RER B. Direction Châtelet. Un joli bonnet en polaire sur de doux cheveux blancs dont les mèches encadrent de fines lunettes. Sortant de la poche d’un manteau de laine sombre, un fil rose bonbon qui remonte jusqu’aux oreilles d’une jeune femme dont les joues ont aussi rosi sous l’attaque du froid. Posé sous un siège, un sac de toile rayée dans un camaïeu de roses sur fond blanc est coincé entre les barreaux d’un épais pantalon noir. Du coin de l’œil j’aperçois également un morceau de sac plastique rose vif qui pointe dans l’ouverture d’un sac à main. La jeune femme en face de moi tapote nonchalamment l’écran de son téléphone qu’elle a revêtu d’une protection vieux rose.
Floraison des roses d’hiver. Envie de printemps.

P’tit gars du métro

Ligne 6. Direction Pont de Sèvres. Il doit avoir 12 ou 13 ans. Il a pris place d’un mouvement impérieux au milieu des adultes. Il a aussitôt sorti de sa poche un vieux Blackberry dont l’écran n’est pas tactile. Il joue de la molette avec un pouce expert qui fait défiler les menus à une vitesse hallucinante. Dans la coque transparente, il a coincé un bout de feuille à grands carreaux, secret d’écolier. Il passe une bonne partie du trajet à faire des selfies approximatifs en retournant son téléphone. Il regarde le petit objectif avec le sérieux d’un titi parisien. Quand un chanteur de métro fait un discours sur le mal logement avant d’entamer une chanson militante sur le thème de Moi j’suis pas Charlie, vive la révolution, tous des cons, il me sourit en disant : « il est pas Charlie mais Charlie Chaplin lui « .

Une journée d’hiver

Mes malles se font la malle. Avec Nath-Nath et Kettie, mon abri de jardin se sépare sous la pluie des souvenirs d’une autre vie, celle de l’ancienne propriétaire. Quelques vieux livres d’enfants, des cahiers d’écriture et des morceaux de tissus. Des morceaux de bois, des pièces de jouets et du vieux plastique desséché. Nous trions, jetons et gardons aussi un peu. La petite voiture transportera bien une araignée encore accrochée à l’une de ces anciennes cantines militaires qui me prenaient tant de place. Seules trois d’entre elles, très abimées et fort rouillées attendent sous le grand cèdre le prochain passage des encombrants.

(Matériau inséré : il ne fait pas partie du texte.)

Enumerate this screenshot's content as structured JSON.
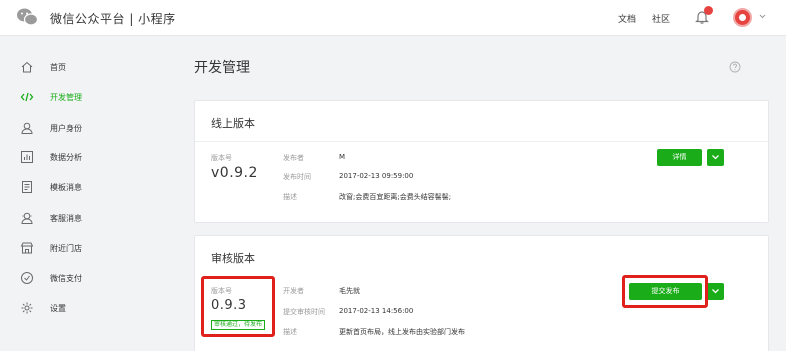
{
  "header": {
    "app_title": "微信公众平台 | 小程序",
    "docs_label": "文档",
    "community_label": "社区"
  },
  "sidebar": {
    "items": [
      {
        "label": "首页",
        "icon": "home-icon"
      },
      {
        "label": "开发管理",
        "icon": "code-icon",
        "active": true
      },
      {
        "label": "用户身份",
        "icon": "user-icon"
      },
      {
        "label": "数据分析",
        "icon": "chart-icon"
      },
      {
        "label": "模板消息",
        "icon": "template-icon"
      },
      {
        "label": "客服消息",
        "icon": "service-icon"
      },
      {
        "label": "附近门店",
        "icon": "store-icon"
      },
      {
        "label": "微信支付",
        "icon": "pay-icon"
      },
      {
        "label": "设置",
        "icon": "gear-icon"
      }
    ]
  },
  "main": {
    "title": "开发管理",
    "online": {
      "title": "线上版本",
      "version_label": "版本号",
      "version": "v0.9.2",
      "publisher_key": "发布者",
      "publisher": "M",
      "time_key": "发布时间",
      "time": "2017-02-13 09:59:00",
      "desc_key": "描述",
      "desc": "改窗;会费百宜距离;会费头结容髻髻;",
      "detail_button": "详情"
    },
    "review": {
      "title": "审核版本",
      "version_label": "版本号",
      "version": "0.9.3",
      "status": "审核通过，待发布",
      "developer_key": "开发者",
      "developer": "毛先就",
      "time_key": "提交审核时间",
      "time": "2017-02-13 14:56:00",
      "desc_key": "描述",
      "desc": "更新首页布局，线上发布由实验部门发布",
      "submit_button": "提交发布"
    }
  },
  "colors": {
    "brand_green": "#1aad19",
    "highlight_red": "#e0201b",
    "badge_red": "#e64340"
  }
}
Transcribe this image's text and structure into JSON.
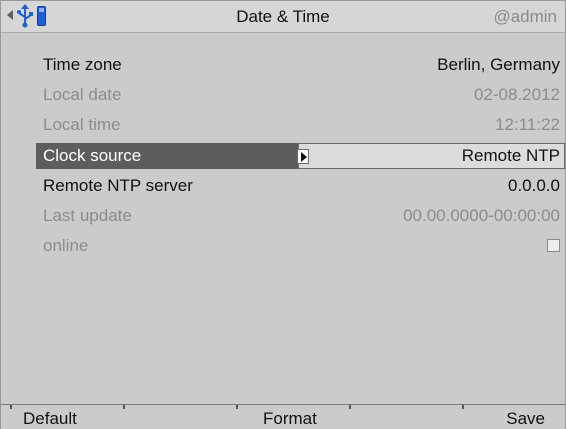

Dans un coin du jardin, les outils effrayants et bruyants de l’élagueur attendent dans un sommeil métallique le retour du petit homme qui a peur des chats. Les arbres deviennent des rideaux qui nous protègeront au printemps des regards des voisins. C’est beau.

Toute cette animation a fini de remettre du baume au cœur d’Eglantine qui s’ennuie ferme quand elle est malade à la maison. Deux jours sans les copines, elle tourne en rond. Elle voulait rire aussi avec les amies de maman. Les oreilles traînent et attrapent les conversations. Eglantine fait des démonstrations, magie de faire un nœud juste en croisant les bras.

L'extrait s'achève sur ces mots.